Jetzt sind wir also wieder bei der Ausgangsfrage:

Was treibt rund zwei Dutzend bayerischer Richter und Staatsanwälte um, sich bei der Anwendung von Gesetz und Recht so schwer zu tun, dass dabei regelmäßig das Gegenteil desselben herauskommt?

Mir fällt dazu nur noch eine Erklärung ein:

Es handelt sich um ein breit angelegtes Fortbildungsprogramm des bayerischen Ministeriums der Justiz.

In einem umfangreichen Feldversuch sind die beteiligten Staatsjuristen dazu aufgerufen, durch Einsatz und sogar Überschreitung der tollsten und gewagtesten Denk-Konstrukte dem akademischen Nachwuchs und den sonstigen Interessierten Recht und Gesetz nahe zu bríngen.

Und wie macht man das am Besten?

Richtig! Indem man alles falsch macht, was überhaupt falsch zu machen ist. So kann selbst der Unbedarfteste (um den Begriff „Dümmste“ zu vermeiden) erkennen, wie etwas richtig zu machen ist, nämlich indem man das Gegenteil von dem macht, was da – fortbildungsbedingt –  falsch gemacht wurde.

Dies alles wird bestätigt durch ein persönliches Anschreiben, das die bayerische Staatsministerin für Justiz und Verbraucherschutz, Frau Dr. Beate Merk, den an der Fortbildung beteiligten Staatsjuristen hat zugehen lassen (das Schreiben wird aus Urheberrechtsgründen nur auszugsweise zitiert):

„ …. erlaube ich mir, Ihnen den besonderen Dank der Staatsregierung für Ihr Engagement bei der – zumindest vorübergehenden – bayernspezifischen Auslegung von Recht und Gesetz auszusprechen.

Ich stelle in Aussicht, dass dieses professionelle Rechtsverständnis und seine konsequente Anwendung sich in besonderen Chancen bei Ihrer zukünftigen beruflichen Entwicklung niederschlagen werden.

Ihre Bereitschaft, sich durch von Gesetz und Recht völlig losgelöste Entscheidungen der Kritik nicht nur innerhalb von Fachkreisen, sondern auch der nationalen und sogar der internationalen Kritik in der Öffentlichkeit auszusetzen, ist gar nicht hoch genug zu würdigen. Dieses in der Geschichte des Freistaates, ja sogar in der gesamtdeutschen Geschichte einmalige Vorhaben wird sicherlich zu einem längst überfälligen, nicht unerheblich verbesserten Ausbildungsstand des juristischen Nachwuchses sowie zu einer weit höheren Sensibilität im öffentlichen Rechts- und Gerechtigkeitsbewusstsein beitragen.

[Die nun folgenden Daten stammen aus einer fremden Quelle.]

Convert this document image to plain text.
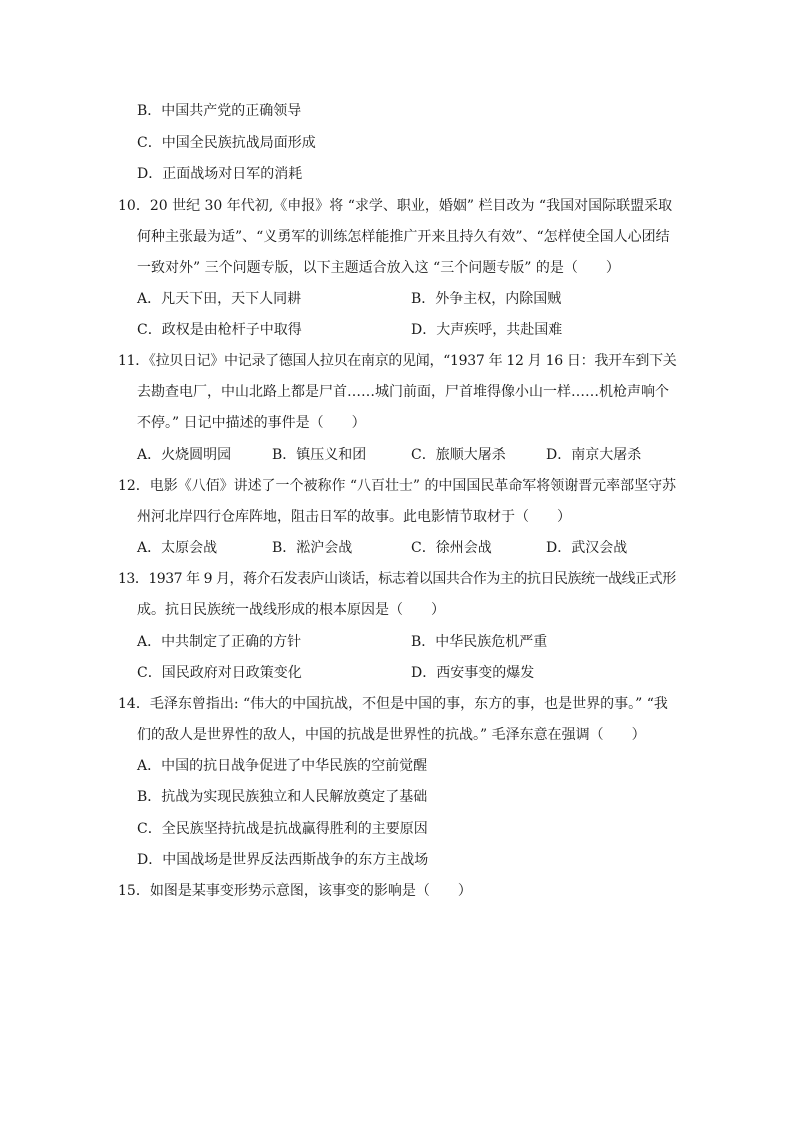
B．中国共产党的正确领导
C．中国全民族抗战局面形成
D．正面战场对日军的消耗
10．20 世纪 30 年代初,《申报》将 “求学、职业，婚姻” 栏目改为 “我国对国际联盟采取
何种主张最为适”、“义勇军的训练怎样能推广开来且持久有效”、“怎样使全国人心团结
一致对外” 三个问题专版，以下主题适合放入这 “三个问题专版” 的是（　　）
A．凡天下田，天下人同耕	B．外争主权，内除国贼
C．政权是由枪杆子中取得	D．大声疾呼，共赴国难
11．《拉贝日记》中记录了德国人拉贝在南京的见闻，“1937 年 12 月 16 日：我开车到下关
去勘查电厂，中山北路上都是尸首……城门前面，尸首堆得像小山一样……机枪声响个
不停。” 日记中描述的事件是（　　）
A．火烧圆明园	B．镇压义和团	C．旅顺大屠杀	D．南京大屠杀
12．电影《八佰》讲述了一个被称作 “八百壮士” 的中国国民革命军将领谢晋元率部坚守苏
州河北岸四行仓库阵地，阻击日军的故事。此电影情节取材于（　　）
A．太原会战	B．淞沪会战	C．徐州会战	D．武汉会战
13．1937 年 9 月，蒋介石发表庐山谈话，标志着以国共合作为主的抗日民族统一战线正式形
成。抗日民族统一战线形成的根本原因是（　　）
A．中共制定了正确的方针	B．中华民族危机严重
C．国民政府对日政策变化	D．西安事变的爆发
14．毛泽东曾指出: “伟大的中国抗战，不但是中国的事，东方的事，也是世界的事。” “我
们的敌人是世界性的敌人，中国的抗战是世界性的抗战。” 毛泽东意在强调（　　）
A．中国的抗日战争促进了中华民族的空前觉醒
B．抗战为实现民族独立和人民解放奠定了基础
C．全民族坚持抗战是抗战赢得胜利的主要原因
D．中国战场是世界反法西斯战争的东方主战场
15．如图是某事变形势示意图，该事变的影响是（　　）
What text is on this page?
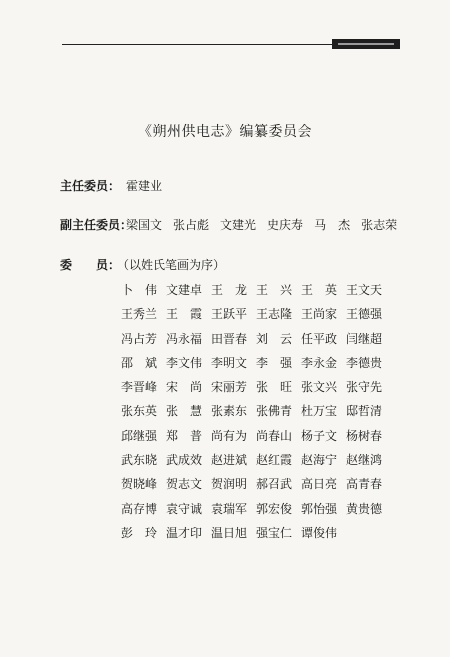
《朔州供电志》编纂委员会
主任委员： 霍建业
副主任委员：
梁国文 张占彪 文建光 史庆寿 马　杰 张志荣
委　　员：
（以姓氏笔画为序）
卜　伟 文建卓 王　龙 王　兴 王　英 王文天
王秀兰 王　霞 王跃平 王志隆 王尚家 王德强
冯占芳 冯永福 田晋春 刘　云 任平政 闫继超
邵　斌 李文伟 李明文 李　强 李永金 李德贵
李晋峰 宋　尚 宋丽芳 张　旺 张文兴 张守先
张东英 张　慧 张素东 张佛青 杜万宝 邸哲清
邱继强 郑　普 尚有为 尚春山 杨子文 杨树春
武东晓 武成效 赵进斌 赵红霞 赵海宁 赵继鸿
贺晓峰 贺志文 贺润明 郝召武 高日亮 高青春
高存博 袁守诚 袁瑞军 郭宏俊 郭怡强 黄贵德
彭　玲 温才印 温日旭 强宝仁 谭俊伟
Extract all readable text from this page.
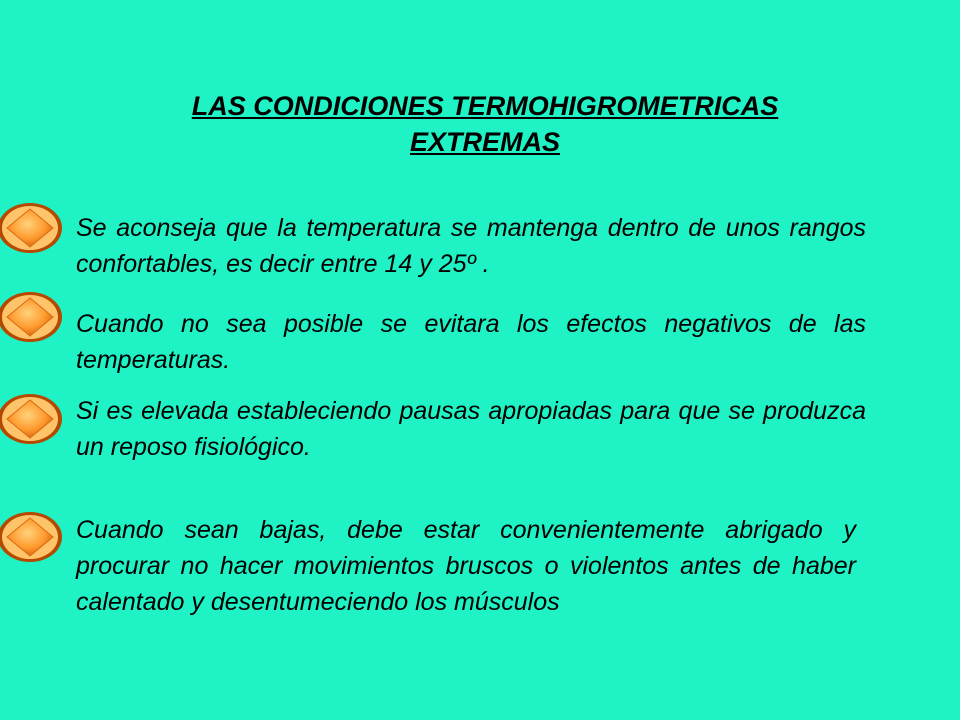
LAS CONDICIONES TERMOHIGROMETRICAS
EXTREMAS
Se aconseja que la temperatura se mantenga dentro de unos rangos confortables, es decir entre 14 y 25º .
Cuando no sea posible se evitara los efectos negativos de las temperaturas.
Si es elevada estableciendo pausas apropiadas para que se produzca un reposo fisiológico.
Cuando sean bajas, debe estar convenientemente abrigado y procurar no hacer movimientos bruscos o violentos antes de haber calentado y desentumeciendo los músculos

Das nur vorübergehend beeinträchtigte Ansehen der beteiligten Juristen in der Öffentlichkeit wird nach Abschluss des Fortbildungsprojekts durch besondere, oben bereits angedeutete Maßnahmen der bayerischen Staatsregierung mehr als ausgeglichen werden.

Abschließend sei darauf hingewiesen, dass die Staatsregierung derzeit versucht, die zuständigen Richter des Bundesverfassungsgerichts in Karlsruhe für die Fortbildung zu begeistern, sie eventuell auf geeignete Weise sogar einzubinden. Eine Stellungnahme von dieser Seite liegt bisher leider noch nicht vor ….… 

Ich darf auch an dieser Stelle auf meine nach wie vor höchst bedeutsame Regierungserklärung vom 17.10.2012 verweisen, in der ich betont habe:

“Wir erliegen nicht dem Bild des Bundesverfassungsgerichtes, dass wirklich jeder Täter geläutert, wieder gut werden kann! Das ist gerade nicht die Realität! ….Diese Konsequenz aus der Entscheidung des Bundesverfassungsgerichts ist unseren Bürgerinnen und Bürgern nicht zu vermitteln, …”.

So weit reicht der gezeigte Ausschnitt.